Last week, the Supreme Court released a decision relating to how the Department of Health and Human Services (HHS) requires hospitals to calculate its disproportionate share percentage. While this percentage is primarily used to determine enhanced reimbursement rates depending on how many low-income patients the hospital treats, it is also used as a minimum 340B eligibility threshold for certain hospital providers.
In short, the Court determined that HHS’s current methodology (in effect since 2004) for calculating the disproportionate share percentage is correct and the percentage should continue to be calculated in the same manner as it has been over the last eighteen (18) or so years.

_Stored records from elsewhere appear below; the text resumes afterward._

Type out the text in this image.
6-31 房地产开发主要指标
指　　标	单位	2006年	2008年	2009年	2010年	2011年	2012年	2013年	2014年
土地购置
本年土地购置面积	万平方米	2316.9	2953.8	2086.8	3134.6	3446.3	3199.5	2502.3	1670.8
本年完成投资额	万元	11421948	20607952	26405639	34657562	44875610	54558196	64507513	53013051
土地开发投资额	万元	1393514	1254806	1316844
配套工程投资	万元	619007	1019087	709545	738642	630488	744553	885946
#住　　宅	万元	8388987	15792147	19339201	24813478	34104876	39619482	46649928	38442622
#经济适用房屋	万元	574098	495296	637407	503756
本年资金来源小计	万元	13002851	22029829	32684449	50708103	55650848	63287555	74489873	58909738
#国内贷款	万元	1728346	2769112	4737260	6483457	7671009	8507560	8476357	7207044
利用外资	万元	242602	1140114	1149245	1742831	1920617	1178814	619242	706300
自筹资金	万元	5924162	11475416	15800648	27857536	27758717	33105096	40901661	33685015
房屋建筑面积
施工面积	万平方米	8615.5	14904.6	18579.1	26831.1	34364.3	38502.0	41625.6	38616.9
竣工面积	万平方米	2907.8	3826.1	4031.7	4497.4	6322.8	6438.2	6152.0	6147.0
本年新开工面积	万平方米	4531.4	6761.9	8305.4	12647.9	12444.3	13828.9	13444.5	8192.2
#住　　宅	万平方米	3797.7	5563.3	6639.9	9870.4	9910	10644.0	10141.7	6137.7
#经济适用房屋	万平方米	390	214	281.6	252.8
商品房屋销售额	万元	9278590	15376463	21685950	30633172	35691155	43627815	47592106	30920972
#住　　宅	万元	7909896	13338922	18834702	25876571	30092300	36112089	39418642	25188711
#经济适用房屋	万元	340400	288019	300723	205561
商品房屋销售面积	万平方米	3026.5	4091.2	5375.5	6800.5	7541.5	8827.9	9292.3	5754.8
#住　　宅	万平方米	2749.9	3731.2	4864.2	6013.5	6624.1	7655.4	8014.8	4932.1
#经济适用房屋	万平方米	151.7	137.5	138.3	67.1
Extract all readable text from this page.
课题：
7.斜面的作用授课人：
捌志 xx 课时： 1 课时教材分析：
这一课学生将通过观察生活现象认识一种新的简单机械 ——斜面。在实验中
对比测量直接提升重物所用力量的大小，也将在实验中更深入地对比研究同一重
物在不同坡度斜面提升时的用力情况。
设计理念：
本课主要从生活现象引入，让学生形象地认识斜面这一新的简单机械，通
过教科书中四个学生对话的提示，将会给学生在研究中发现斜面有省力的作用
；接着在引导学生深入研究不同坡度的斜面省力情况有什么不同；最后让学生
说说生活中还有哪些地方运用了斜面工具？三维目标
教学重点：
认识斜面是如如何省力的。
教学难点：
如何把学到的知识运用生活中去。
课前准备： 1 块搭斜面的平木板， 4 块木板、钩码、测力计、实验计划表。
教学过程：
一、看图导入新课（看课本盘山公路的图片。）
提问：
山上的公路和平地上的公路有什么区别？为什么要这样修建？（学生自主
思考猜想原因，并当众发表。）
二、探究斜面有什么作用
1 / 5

We will spare the reader from an in-depth breakdown of the Byzantine Medicare regulatory structure (even the Court acknowledged that the laws and rules at issue in this case are “mind numbingly complex”). The crux of the case revolves around the total number of Medicare “patient” days that should be included in the statutory formula used to calculate the disproportionate share percentage. Specifically, the case largely hinged on whether days where a Medicare-eligible patient was (1) treated at the hospital but (2) did NOT actually utilize his/her Medicare coverage should count as patient days included in the formula (for example, if a Medicare beneficiary has supplemental commercial insurance that has not yet been exhausted, so Medicare was not billed). The Court ultimately determined that those days should still be included in the formula, which aligns with current HHS requirements.
What Does This Mean for the 340B Program?
340B participating disproportionate share hospitals (DSH), children's hospitals (PED), and free-standing cancer hospitals must have a disproportionate share percentage of at least 11.75% per their most recently filed Medicare Cost Report to maintain 340B eligibility. Rural referral centers (RRC) and sole community hospitals (SCH) must have a percentage of at least 8%.
From a practical perspective, this will have little to no impact on current 340B participating hospitals. The disproportionate share percentage will continue to be calculated in the same manner.
On the other hand, the Court’s ultimate decision was unfavorable to non-qualifying hospitals hoping to attain a disproportionate share percentage above the 340B Program’s minimum thresholds. If the Court would have decided the case differently and the Medicare patient days discussed above were deemed to be excluded from the calculation, this would, on the whole, have led to higher disproportionate share percentages and potentially allowed additional hospitals to qualify for the 340B Program. However, the methodology will remain the same, and hospitals on the cusp of 340B eligibility (but still under those minimum thresholds) will not experience a bump in their disproportionate share percentage based on an updated calculation.